Signal degradations, such as additive noise and nonlinear distortion, can reduce the intelligibility and quality of a speech signal. Predicting intelligibility and quality for hearing aids is especially difficult since these devices may contain intentional nonlinear distortion designed to make speech more audible to a hearing-impaired listener. This speech processing often takes the form of time-varying multichannel gain adjustments. Intelligibility and quality metrics used for hearing aids and hearing-impaired listeners must therefore consider the trade-offs between audibility and distortion introduced by hearing-aid speech envelope modifications. This presentation uses the Hearing Aid Speech Perception Index (HASPI) and the Hearing Aid Speech Quality Index (HASQI) to predict intelligibility and quality, respectively. These indices incorporate a model of the auditory periphery that can be adjusted to reflect hearing loss. They have been trained on intelligibility scores and quality ratings from both normal-hearing and hearing-impaired listeners for a wide variety of signal and processing conditions. The basics of the metrics are explained, and the metrics are then used to analyse the effects of additive noise on speech, to evaluate noise suppression algorithms, and to measure differences among commercial hearing aids.

Hearing Loss

There are many types of hearing loss, but the focus of the Clarity project is the hearing loss that happens with ageing. This is a form of sensorineural hearing loss.

How does hearing loss affect the perception of audio signals, and how do modern hearing aids process sound to help with this?

In this seminar from the first Clarity workshop, Karolina Smeds from ORCA Europe and WS Audiology discusses the effects of hearing loss and the hearing aid processing strategies that are typically used to counter the sensory deficits.

Click arrow to see synopsis.

Hearing loss leads to several unwanted effects.
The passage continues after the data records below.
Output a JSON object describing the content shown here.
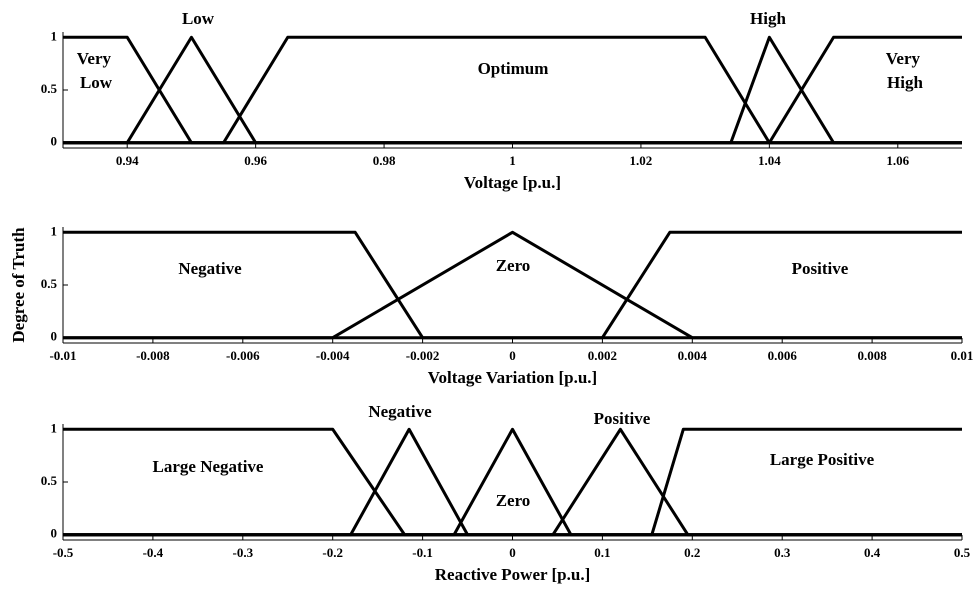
{
  "chart_data": [
    {
      "type": "line",
      "xlabel": "Voltage [p.u.]",
      "color": "#000000",
      "xlim": [
        0.93,
        1.07
      ],
      "ylim": [
        -0.05,
        1.05
      ],
      "xticks": [
        0.94,
        0.96,
        0.98,
        1,
        1.02,
        1.04,
        1.06
      ],
      "yticks": [
        0,
        0.5,
        1
      ],
      "series": [
        {
          "name": "Very Low",
          "x": [
            0.93,
            0.94,
            0.95,
            1.07
          ],
          "values": [
            1,
            1,
            0,
            0
          ]
        },
        {
          "name": "Low",
          "x": [
            0.93,
            0.94,
            0.95,
            0.96,
            1.07
          ],
          "values": [
            0,
            0,
            1,
            0,
            0
          ]
        },
        {
          "name": "Optimum",
          "x": [
            0.93,
            0.955,
            0.965,
            1.03,
            1.04,
            1.07
          ],
          "values": [
            0,
            0,
            1,
            1,
            0,
            0
          ]
        },
        {
          "name": "High",
          "x": [
            0.93,
            1.034,
            1.04,
            1.05,
            1.07
          ],
          "values": [
            0,
            0,
            1,
            0,
            0
          ]
        },
        {
          "name": "Very High",
          "x": [
            0.93,
            1.04,
            1.05,
            1.07
          ],
          "values": [
            0,
            0,
            1,
            1
          ]
        }
      ]
    },
    {
      "type": "line",
      "xlabel": "Voltage Variation [p.u.]",
      "ylabel": "Degree of Truth",
      "color": "#000000",
      "xlim": [
        -0.01,
        0.01
      ],
      "ylim": [
        -0.05,
        1.05
      ],
      "xticks": [
        -0.01,
        -0.008,
        -0.006,
        -0.004,
        -0.002,
        0,
        0.002,
        0.004,
        0.006,
        0.008,
        0.01
      ],
      "yticks": [
        0,
        0.5,
        1
      ],
      "series": [
        {
          "name": "Negative",
          "x": [
            -0.01,
            -0.0035,
            -0.002,
            0.01
          ],
          "values": [
            1,
            1,
            0,
            0
          ]
        },
        {
          "name": "Zero",
          "x": [
            -0.01,
            -0.004,
            0,
            0.004,
            0.01
          ],
          "values": [
            0,
            0,
            1,
            0,
            0
          ]
        },
        {
          "name": "Positive",
          "x": [
            -0.01,
            0.002,
            0.0035,
            0.01
          ],
          "values": [
            0,
            0,
            1,
            1
          ]
        }
      ]
    },
    {
      "type": "line",
      "xlabel": "Reactive Power [p.u.]",
      "color": "#000000",
      "xlim": [
        -0.5,
        0.5
      ],
      "ylim": [
        -0.05,
        1.05
      ],
      "xticks": [
        -0.5,
        -0.4,
        -0.3,
        -0.2,
        -0.1,
        0,
        0.1,
        0.2,
        0.3,
        0.4,
        0.5
      ],
      "yticks": [
        0,
        0.5,
        1
      ],
      "series": [
        {
          "name": "Large Negative",
          "x": [
            -0.5,
            -0.2,
            -0.12,
            0.5
          ],
          "values": [
            1,
            1,
            0,
            0
          ]
        },
        {
          "name": "Negative",
          "x": [
            -0.5,
            -0.18,
            -0.115,
            -0.05,
            0.5
          ],
          "values": [
            0,
            0,
            1,
            0,
            0
          ]
        },
        {
          "name": "Zero",
          "x": [
            -0.5,
            -0.065,
            0,
            0.065,
            0.5
          ],
          "values": [
            0,
            0,
            1,
            0,
            0
          ]
        },
        {
          "name": "Positive",
          "x": [
            -0.5,
            0.045,
            0.12,
            0.195,
            0.5
          ],
          "values": [
            0,
            0,
            1,
            0,
            0
          ]
        },
        {
          "name": "Large Positive",
          "x": [
            -0.5,
            0.155,
            0.19,
            0.5
          ],
          "values": [
            0,
            0,
            1,
            1
          ]
        }
      ]
    }
  ]
}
Loss of audibility for soft sounds is one effect, but also when amplification is used to create audibility for soft sounds, many suprathreshold deficits remain. The most common type of hearing loss is a cochlear hearing loss, where haircells or nerve synapses in the cochlea are damaged. Ageing and noise exposure are the most common causes of cochlear hearing loss. This type of hearing loss is associated with atypical loudness perception and difficulties in noisy situations. Background noise masks for instance speech to a higher degree than for a person with healthy hair cells. This explains why listening to speech-in-noise (SPIN) is such an important topic to work on. A brief introduction to signal processing in hearing aids will be presented. With the use of frequency-specific amplification and compression (automatic gain control, AGC), hearing aids are usually doing a good job in compensating for reduced audibility and for atypical suprathreshold loudness perception. However, it is more difficult to compensate for the increased masking effect. Some examples of strategies will be presented. Finally, natural conversations in noise will be discussed. The balance between being able to have a conversation with a specific communication partner in a group of people and being able to switch attention if someone else starts to talk will be touched upon.